I have the following data frame (called df
) with columns item_name
and item_level
:
item_name item_level
----------------------------
Item1 1
Item2 2
Item3 2
Item4 3
I would like to create a new column which produces indentdation of the items, depending on their level. To do that, I would like to multiply the item_level by the string '---', with the idea that when I do that the string gets concatenated with itself as many times as the value of the integer I am multiplying the string with.
My desired result is something like this:
item_name item_level new_column
------------------------------------------------
Item1 1 ---Item1
Item2 2 ------Item2
Item3 2 ------Item3
Item4 3 ---------Item4
In pyspark when I write the following command, the created column contains only null
values:
from pyspark.sql import functions as F
df = df.withColumn('new_column',F.concat(F.lit(df.item_level*'---'),df.item_name))
The null
values seem to come from the multiplication of the integers with the string. The concat
function seems to work properly. For instance, the following works:
df = df.withColumn('new_column',F.concat(df.item_name,df.item_name))

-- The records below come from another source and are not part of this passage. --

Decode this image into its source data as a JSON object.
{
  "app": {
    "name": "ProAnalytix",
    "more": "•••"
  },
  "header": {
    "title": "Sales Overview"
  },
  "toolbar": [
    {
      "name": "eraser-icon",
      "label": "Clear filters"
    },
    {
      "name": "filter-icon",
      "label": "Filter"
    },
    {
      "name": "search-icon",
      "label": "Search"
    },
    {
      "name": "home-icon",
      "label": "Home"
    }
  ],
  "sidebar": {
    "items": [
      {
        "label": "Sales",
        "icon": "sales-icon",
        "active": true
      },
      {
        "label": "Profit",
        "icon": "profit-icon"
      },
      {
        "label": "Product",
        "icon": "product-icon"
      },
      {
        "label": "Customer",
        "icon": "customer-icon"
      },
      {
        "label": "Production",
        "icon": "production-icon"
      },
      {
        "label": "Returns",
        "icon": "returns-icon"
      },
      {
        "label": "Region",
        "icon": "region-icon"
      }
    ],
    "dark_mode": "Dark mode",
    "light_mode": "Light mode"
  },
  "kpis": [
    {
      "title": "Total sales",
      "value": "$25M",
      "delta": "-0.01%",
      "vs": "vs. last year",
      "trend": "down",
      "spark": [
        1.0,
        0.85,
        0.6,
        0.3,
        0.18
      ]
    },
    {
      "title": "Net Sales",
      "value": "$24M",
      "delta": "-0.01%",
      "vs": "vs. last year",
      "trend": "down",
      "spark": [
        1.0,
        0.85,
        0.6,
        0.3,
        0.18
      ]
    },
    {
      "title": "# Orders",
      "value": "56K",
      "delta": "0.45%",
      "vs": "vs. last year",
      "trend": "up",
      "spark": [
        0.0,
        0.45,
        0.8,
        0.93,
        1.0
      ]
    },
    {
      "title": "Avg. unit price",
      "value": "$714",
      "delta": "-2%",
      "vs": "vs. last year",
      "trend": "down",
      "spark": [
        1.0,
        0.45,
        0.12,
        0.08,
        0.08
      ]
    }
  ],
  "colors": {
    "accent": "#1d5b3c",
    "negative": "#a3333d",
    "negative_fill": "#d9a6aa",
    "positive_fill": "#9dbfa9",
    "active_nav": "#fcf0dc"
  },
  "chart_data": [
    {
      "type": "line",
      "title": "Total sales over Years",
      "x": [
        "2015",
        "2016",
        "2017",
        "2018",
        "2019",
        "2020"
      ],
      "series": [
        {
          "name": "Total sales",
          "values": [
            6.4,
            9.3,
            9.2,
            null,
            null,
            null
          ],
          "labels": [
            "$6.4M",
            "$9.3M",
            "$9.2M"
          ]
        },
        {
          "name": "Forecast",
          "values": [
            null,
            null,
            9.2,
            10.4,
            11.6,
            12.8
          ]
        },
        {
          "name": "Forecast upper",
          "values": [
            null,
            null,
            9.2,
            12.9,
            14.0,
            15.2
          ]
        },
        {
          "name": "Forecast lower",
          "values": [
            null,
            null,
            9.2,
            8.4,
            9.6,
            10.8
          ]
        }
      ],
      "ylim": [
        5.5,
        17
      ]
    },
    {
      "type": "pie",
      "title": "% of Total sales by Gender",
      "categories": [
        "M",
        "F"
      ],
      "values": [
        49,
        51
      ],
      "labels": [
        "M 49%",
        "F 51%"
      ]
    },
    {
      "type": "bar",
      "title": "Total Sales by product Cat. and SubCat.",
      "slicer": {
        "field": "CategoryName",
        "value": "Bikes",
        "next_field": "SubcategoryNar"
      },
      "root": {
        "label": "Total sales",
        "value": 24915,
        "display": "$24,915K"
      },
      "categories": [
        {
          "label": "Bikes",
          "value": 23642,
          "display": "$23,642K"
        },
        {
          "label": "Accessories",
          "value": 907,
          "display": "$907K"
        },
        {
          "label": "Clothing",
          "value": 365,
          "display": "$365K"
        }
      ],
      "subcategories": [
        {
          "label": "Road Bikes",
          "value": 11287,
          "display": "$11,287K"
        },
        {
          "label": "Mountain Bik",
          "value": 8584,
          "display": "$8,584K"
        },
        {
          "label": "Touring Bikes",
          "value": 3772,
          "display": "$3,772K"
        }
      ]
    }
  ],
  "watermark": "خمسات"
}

I also tried few other things. If I use a constant number to multiply the string, the resulting string is displayed as wished:
number = 3
df = df.withColumn('new_column', F.lit(number*'---'))
Furthermore, adding the '---' string first in a column (with identical rows '---'), and then multiplying that column with the item_level column gives null values as well:
df = df.withColumn('padding',F.lit('---'))
df = df.withColumn('test',df.padding*df.item_name)
If I use pandas, however, this last piece of code does what I want. But I need to do this in pyspark.